MPS training, with torch.compile

/usr/bin/time uv run train.py config/train_shakespeare_char.py --device=mps --compile=True

...

step 0: train loss 4.2874, val loss 4.2823
iter 0: loss 4.2672, time 85292.53ms, mfu -100.00%
iter 10: loss 3.1471, time 304.79ms, mfu 1.22%
iter 20: loss 2.7730, time 305.33ms, mfu 1.22%
iter 30: loss 2.6538, time 306.39ms, mfu 1.22%
iter 40: loss 2.5960, time 306.01ms, mfu 1.22%
iter 50: loss 2.5479, time 305.41ms, mfu 1.22%

...

iter 4990: loss 0.8286, time 329.89ms, mfu 1.11%
step 5000: train loss 0.6221, val loss 1.7106
iter 5000: loss 0.8242, time 1255915.73ms, mfu 1.00%
    39039.74 real        72.21 user        21.28 sys

CPU training

uv run train.py config/train_shakespeare_char.py --device=cpu --compile=False

...

step 0: train loss 4.2874, val loss 4.2823
iter 0: loss 4.2655, time 119984.47ms, mfu -100.00%
iter 10: loss 3.1338, time 1973.80ms, mfu 0.19%
iter 20: loss 2.7556, time 1984.34ms, mfu 0.19%
iter 30: loss 2.6094, time 1988.45ms, mfu 0.19%
iter 40: loss 2.5535, time 1983.75ms, mfu 0.19%
iter 50: loss 2.5237, time 2003.05ms, mfu 0.19%

Questions and Observations

• Based on iterations 10-50, MPS training without torch.compile is almost an order of magnitude faster than CPU training (221ms vs 1986ms).

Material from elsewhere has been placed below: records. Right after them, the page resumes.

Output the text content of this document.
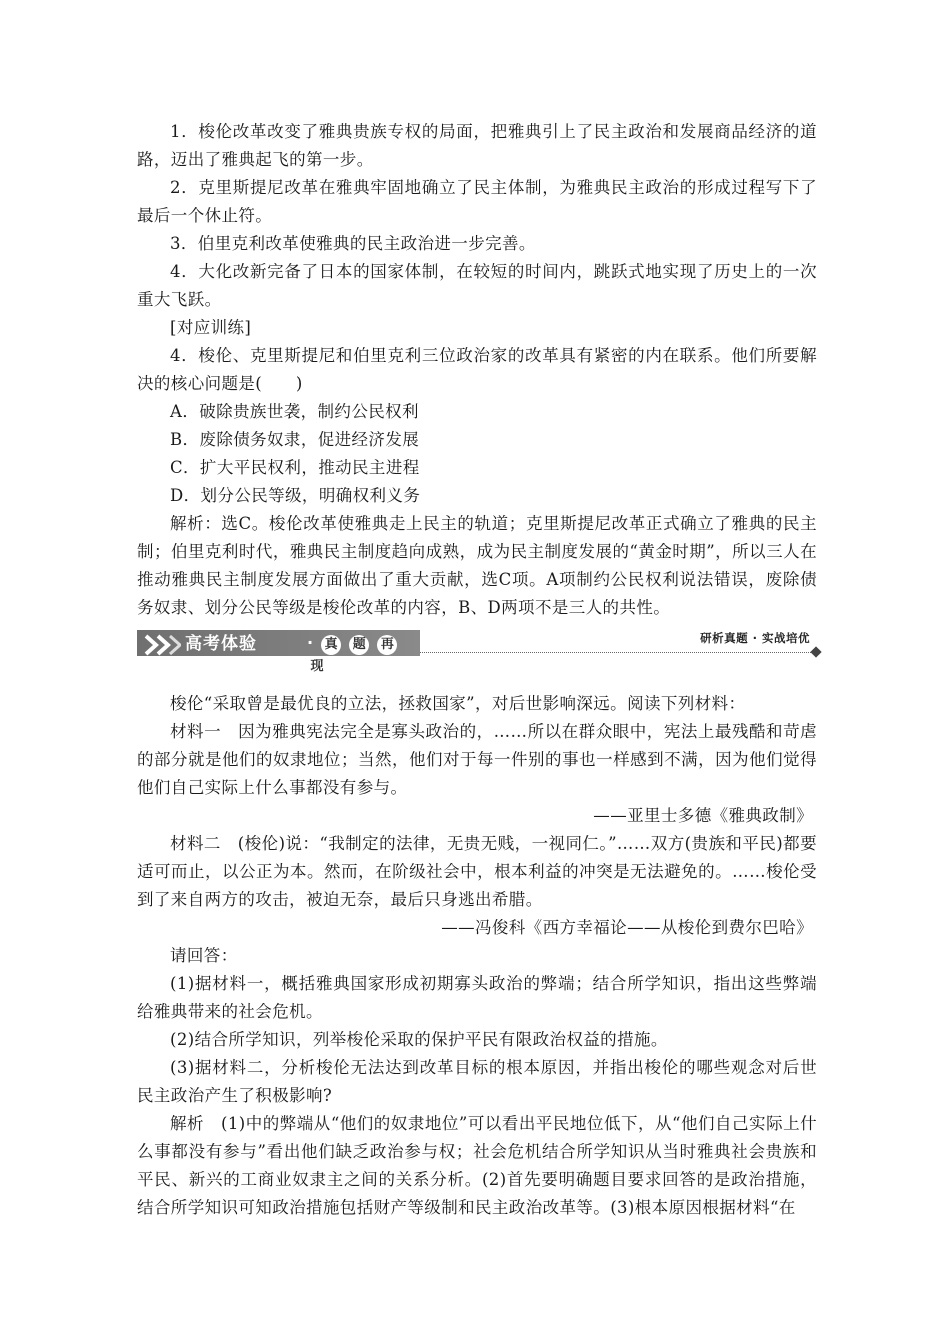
1．梭伦改革改变了雅典贵族专权的局面，把雅典引上了民主政治和发展商品经济的道路，迈出了雅典起飞的第一步。

2．克里斯提尼改革在雅典牢固地确立了民主体制，为雅典民主政治的形成过程写下了最后一个休止符。

3．伯里克利改革使雅典的民主政治进一步完善。

4．大化改新完备了日本的国家体制，在较短的时间内，跳跃式地实现了历史上的一次重大飞跃。

[对应训练]

4．梭伦、克里斯提尼和伯里克利三位政治家的改革具有紧密的内在联系。他们所要解决的核心问题是(　　)

A．破除贵族世袭，制约公民权利

B．废除债务奴隶，促进经济发展

C．扩大平民权利，推动民主进程

D．划分公民等级，明确权利义务

解析：选C。梭伦改革使雅典走上民主的轨道；克里斯提尼改革正式确立了雅典的民主制；伯里克利时代，雅典民主制度趋向成熟，成为民主制度发展的“黄金时期”，所以三人在推动雅典民主制度发展方面做出了重大贡献，选C项。A项制约公民权利说法错误，废除债务奴隶、划分公民等级是梭伦改革的内容，B、D两项不是三人的共性。

高考体验	· 真 题 再 现
研析真题 · 实战培优

梭伦“采取曾是最优良的立法，拯救国家”，对后世影响深远。阅读下列材料：

材料一　因为雅典宪法完全是寡头政治的，……所以在群众眼中，宪法上最残酷和苛虐的部分就是他们的奴隶地位；当然，他们对于每一件别的事也一样感到不满，因为他们觉得他们自己实际上什么事都没有参与。

——亚里士多德《雅典政制》

材料二　(梭伦)说：“我制定的法律，无贵无贱，一视同仁。”……双方(贵族和平民)都要适可而止，以公正为本。然而，在阶级社会中，根本利益的冲突是无法避免的。……梭伦受到了来自两方的攻击，被迫无奈，最后只身逃出希腊。

——冯俊科《西方幸福论——从梭伦到费尔巴哈》

请回答：

(1)据材料一，概括雅典国家形成初期寡头政治的弊端；结合所学知识，指出这些弊端给雅典带来的社会危机。

(2)结合所学知识，列举梭伦采取的保护平民有限政治权益的措施。

(3)据材料二，分析梭伦无法达到改革目标的根本原因，并指出梭伦的哪些观念对后世民主政治产生了积极影响?

解析　(1)中的弊端从“他们的奴隶地位”可以看出平民地位低下，从“他们自己实际上什么事都没有参与”看出他们缺乏政治参与权；社会危机结合所学知识从当时雅典社会贵族和平民、新兴的工商业奴隶主之间的关系分析。(2)首先要明确题目要求回答的是政治措施，结合所学知识可知政治措施包括财产等级制和民主政治改革等。(3)根本原因根据材料“在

This suggests that PyTorch support for MPS is fairly mature.
• Something funny happens when you turn on torch.compile, though. First off, the individual iterations get about 1.4 times slower compared to MPS with no compilation (306ms vs 221ms). Moreover, the overall training run takes more than 10 times as long (almost 11 hours instead of around an hour).
• I’m not sure what’s going on. Perhaps the auto-generated MPS kernels are less efficient than the hand-tuned ones, or maybe there is a more fundamental issue such as silently falling back to the CPU. Either way, it seems that torch.compile on MPS isn’t quite ready for prime time.
• At any rate, you can use asitop to confirm that GPU usage is at 100% when training on MPS, whether torch.compile is used or not.